Descreva sua chegada na NYU China e, se possível, o impacto que isso te causou. 

A minha chegada na NYU Xangai foi surpreendente, mas muito tranquila. Antes de eu vir para a China, estava morando na África do Sul, por conta de um programa de voluntariado que eu estava fazendo lá. Então eu passei um mês apenas pelo Brasil e vim para a China. Quando vim para cá, eu já estava acostumada com essa questão de não ter uma casa  fixa,  já estava acostumada a dividir um apartamento, dividir o quarto e essas coisas. Então, foi uma chegada muito tranquila. Tem sido muito desafiador aprender chinês, apesar de eu gostar muito de aprender línguas. Mas a cidade é incrível,  maravilhosa. A faculdade é muito interessante também. Ajuda a gente a ir mais longe,  chegar e conquistar o que a gente quer. Mas efetivamente eu acho que o maior impacto é eu estar aqui não só por mim, mas pelas pessoas que estão comigo. As crianças da minha comunidade de jovens negros, jovens como eu que nasceram na zona leste,  na periferia e que me dão força. Os meus sonhos não são só meus,  mas deles também. 

Diovanna Negeski, participante do programa Black STEM, aparece sorrindo em destaque na frente de um grupo de colegas estudantes da New York University (NYU) Shanghai. Usando moletons roxos com a identidade da universidade, a turma posa de forma descontraída em um corredor interno, com sinais de paz e alegria. A diversidade cultural do grupo e o ambiente universitário reforçam a experiência internacional de Diovanna na China.
Diovanna com a turma de alunos na China

As aulas são em inglês, certo? Onde, como ou com quem você aprendeu a língua?

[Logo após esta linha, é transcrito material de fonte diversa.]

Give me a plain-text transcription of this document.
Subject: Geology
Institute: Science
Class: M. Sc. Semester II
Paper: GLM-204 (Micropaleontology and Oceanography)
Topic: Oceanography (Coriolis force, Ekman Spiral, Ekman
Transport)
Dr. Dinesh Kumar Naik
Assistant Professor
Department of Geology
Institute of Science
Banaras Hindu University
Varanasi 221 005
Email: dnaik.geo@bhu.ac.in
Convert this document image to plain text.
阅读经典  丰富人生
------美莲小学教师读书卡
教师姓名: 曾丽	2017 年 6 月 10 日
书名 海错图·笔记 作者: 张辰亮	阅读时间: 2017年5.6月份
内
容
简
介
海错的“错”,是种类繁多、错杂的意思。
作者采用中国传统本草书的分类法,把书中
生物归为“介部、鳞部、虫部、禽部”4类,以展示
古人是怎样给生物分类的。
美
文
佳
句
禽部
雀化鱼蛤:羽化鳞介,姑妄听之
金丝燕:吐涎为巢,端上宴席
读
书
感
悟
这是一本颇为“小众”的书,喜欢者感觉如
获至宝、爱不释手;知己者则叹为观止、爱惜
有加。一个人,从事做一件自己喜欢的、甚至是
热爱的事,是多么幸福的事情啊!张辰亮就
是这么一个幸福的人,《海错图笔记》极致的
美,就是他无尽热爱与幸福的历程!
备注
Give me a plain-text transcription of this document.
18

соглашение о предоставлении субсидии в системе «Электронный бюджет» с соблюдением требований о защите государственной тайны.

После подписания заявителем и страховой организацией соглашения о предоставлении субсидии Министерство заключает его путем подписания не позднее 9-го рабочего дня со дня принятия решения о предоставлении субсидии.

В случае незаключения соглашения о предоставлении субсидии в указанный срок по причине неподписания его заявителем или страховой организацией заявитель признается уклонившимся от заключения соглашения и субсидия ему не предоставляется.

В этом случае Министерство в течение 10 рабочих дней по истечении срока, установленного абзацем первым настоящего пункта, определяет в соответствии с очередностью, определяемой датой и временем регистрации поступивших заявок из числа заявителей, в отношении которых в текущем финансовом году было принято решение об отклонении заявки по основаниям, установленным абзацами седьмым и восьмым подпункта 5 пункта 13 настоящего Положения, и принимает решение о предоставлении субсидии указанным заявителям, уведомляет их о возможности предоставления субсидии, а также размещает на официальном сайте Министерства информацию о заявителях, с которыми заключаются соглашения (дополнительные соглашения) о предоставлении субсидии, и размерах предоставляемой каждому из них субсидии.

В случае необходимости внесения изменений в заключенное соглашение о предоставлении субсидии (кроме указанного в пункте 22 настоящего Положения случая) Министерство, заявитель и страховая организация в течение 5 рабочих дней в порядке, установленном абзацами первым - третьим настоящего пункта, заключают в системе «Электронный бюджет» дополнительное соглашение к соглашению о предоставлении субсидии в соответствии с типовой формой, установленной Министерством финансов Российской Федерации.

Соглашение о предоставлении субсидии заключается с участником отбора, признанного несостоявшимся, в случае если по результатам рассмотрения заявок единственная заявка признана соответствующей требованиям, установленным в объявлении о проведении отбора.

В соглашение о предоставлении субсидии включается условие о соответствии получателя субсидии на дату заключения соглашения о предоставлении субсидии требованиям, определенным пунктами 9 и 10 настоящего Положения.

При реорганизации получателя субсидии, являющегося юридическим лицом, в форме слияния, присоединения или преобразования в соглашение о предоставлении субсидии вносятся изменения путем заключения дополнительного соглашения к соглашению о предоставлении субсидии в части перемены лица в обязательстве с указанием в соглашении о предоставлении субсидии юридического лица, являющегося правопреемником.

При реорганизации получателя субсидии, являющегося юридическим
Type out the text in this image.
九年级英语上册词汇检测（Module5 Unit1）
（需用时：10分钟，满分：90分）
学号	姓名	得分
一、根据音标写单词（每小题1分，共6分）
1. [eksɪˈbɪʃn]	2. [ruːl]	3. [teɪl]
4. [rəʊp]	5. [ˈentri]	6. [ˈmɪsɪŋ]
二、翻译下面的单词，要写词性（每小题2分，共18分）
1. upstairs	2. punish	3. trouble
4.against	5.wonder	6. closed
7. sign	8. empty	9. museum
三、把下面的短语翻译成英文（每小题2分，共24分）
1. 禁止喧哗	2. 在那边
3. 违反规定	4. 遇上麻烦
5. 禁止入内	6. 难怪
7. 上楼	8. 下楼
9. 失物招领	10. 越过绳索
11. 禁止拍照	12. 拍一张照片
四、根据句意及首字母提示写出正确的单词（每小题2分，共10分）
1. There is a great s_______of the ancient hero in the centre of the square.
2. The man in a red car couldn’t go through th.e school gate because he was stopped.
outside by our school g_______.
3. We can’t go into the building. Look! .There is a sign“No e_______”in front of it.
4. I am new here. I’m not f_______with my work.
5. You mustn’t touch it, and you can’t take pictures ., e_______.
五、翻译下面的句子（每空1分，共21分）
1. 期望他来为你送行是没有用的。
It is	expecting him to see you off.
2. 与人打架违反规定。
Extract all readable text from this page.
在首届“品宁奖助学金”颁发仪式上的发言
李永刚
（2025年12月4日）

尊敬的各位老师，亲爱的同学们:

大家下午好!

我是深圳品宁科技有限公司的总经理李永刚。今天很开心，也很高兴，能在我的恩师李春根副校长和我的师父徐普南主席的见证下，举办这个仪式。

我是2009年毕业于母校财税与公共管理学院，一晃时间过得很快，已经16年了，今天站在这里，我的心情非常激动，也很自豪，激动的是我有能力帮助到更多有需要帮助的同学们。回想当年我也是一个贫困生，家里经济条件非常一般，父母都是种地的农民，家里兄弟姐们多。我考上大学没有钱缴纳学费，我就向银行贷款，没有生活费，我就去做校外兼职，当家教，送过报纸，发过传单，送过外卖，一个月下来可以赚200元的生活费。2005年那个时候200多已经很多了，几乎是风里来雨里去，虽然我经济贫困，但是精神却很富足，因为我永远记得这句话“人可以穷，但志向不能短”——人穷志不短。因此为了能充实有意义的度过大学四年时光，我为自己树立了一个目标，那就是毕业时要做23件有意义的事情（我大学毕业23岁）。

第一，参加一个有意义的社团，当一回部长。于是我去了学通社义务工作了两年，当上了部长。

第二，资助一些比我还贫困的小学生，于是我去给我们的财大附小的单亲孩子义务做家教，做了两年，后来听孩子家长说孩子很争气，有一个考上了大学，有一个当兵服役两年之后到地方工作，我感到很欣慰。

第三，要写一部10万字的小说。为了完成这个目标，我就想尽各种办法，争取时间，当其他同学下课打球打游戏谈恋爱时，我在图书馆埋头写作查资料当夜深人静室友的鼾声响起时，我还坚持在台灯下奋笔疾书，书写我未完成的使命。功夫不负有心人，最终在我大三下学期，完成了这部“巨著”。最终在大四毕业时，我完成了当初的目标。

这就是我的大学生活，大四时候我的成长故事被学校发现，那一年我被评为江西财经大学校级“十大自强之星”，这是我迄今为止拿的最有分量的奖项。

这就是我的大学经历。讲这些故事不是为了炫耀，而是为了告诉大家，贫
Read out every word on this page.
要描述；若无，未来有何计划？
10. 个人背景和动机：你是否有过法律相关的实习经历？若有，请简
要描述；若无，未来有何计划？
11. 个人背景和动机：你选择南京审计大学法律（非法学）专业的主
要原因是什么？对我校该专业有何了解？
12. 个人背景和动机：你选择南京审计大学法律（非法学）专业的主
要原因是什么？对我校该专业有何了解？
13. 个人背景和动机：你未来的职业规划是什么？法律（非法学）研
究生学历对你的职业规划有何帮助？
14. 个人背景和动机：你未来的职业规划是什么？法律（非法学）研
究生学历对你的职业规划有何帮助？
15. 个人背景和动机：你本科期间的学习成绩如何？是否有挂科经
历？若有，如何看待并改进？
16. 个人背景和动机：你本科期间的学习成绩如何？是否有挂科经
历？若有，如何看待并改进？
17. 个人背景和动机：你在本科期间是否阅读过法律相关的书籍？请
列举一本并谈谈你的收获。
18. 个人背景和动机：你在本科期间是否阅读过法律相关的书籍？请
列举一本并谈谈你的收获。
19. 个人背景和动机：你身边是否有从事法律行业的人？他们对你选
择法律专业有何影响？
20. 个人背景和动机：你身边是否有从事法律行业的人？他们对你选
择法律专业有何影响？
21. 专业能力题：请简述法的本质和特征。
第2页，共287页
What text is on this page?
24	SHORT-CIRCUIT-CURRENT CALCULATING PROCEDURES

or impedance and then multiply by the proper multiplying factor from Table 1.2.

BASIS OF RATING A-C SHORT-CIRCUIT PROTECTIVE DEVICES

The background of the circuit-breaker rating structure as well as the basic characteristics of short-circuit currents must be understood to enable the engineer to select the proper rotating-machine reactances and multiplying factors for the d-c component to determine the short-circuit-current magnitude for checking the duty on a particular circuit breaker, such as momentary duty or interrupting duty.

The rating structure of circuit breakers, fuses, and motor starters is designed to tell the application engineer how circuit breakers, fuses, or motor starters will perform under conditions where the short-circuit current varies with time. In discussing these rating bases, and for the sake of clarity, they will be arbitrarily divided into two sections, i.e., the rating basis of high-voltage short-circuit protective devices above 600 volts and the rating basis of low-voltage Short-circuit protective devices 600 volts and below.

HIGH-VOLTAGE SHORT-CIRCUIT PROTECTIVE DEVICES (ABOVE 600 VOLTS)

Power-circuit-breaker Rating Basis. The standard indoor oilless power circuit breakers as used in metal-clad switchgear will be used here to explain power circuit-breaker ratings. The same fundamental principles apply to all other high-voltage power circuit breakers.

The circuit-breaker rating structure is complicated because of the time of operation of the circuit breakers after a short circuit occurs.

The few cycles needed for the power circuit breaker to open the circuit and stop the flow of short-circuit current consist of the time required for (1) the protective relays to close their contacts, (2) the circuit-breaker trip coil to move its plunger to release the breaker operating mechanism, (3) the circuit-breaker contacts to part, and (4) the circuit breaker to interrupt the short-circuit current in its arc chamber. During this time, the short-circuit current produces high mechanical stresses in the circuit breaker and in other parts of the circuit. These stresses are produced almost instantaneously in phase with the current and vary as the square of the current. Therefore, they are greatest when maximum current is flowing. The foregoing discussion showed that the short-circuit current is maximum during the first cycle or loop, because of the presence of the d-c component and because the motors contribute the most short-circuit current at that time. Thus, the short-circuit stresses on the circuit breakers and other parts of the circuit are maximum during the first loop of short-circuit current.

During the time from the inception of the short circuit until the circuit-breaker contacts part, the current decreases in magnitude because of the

Sim, as aulas são em inglês. Mas eu tenho que aprender também o chinês, pois tenho aulas separadas que são só em chinês. Mas as referentes ao meu curso são todas em inglês. É  muito interessante como eu aprendi inglês, mas eu preciso dar também um contexto. Eu vim de uma família que nunca entendeu qual era o propósito de falar inglês, não entendia qual é o propósito de aprender uma língua. Eu tive que implorar,  que pedir para minha mãe muitas vezes para que ela me colocasse num curso de inglês. Mas ela não conseguia entender qual era o propósito daquilo.  Eu sei que em outras famílias,  em outros contextos sociais no Brasil, você não precisa implorar para que um pai,  uma mãe pague um curso de inglês. Mas é que minha mãe e meu pai  não entendiam por que isso era necessário. Para que isso era bom? Com muito custo eu consegui convencer minha mãe a pagar. Eu fiz um curso de inglês particular, que ela pagou durante anos e também não gostava de pagar. 

Você cursa Ciência da Computação. O curso é de quantos anos? A divisão é por semestres, como aqui no Brasil?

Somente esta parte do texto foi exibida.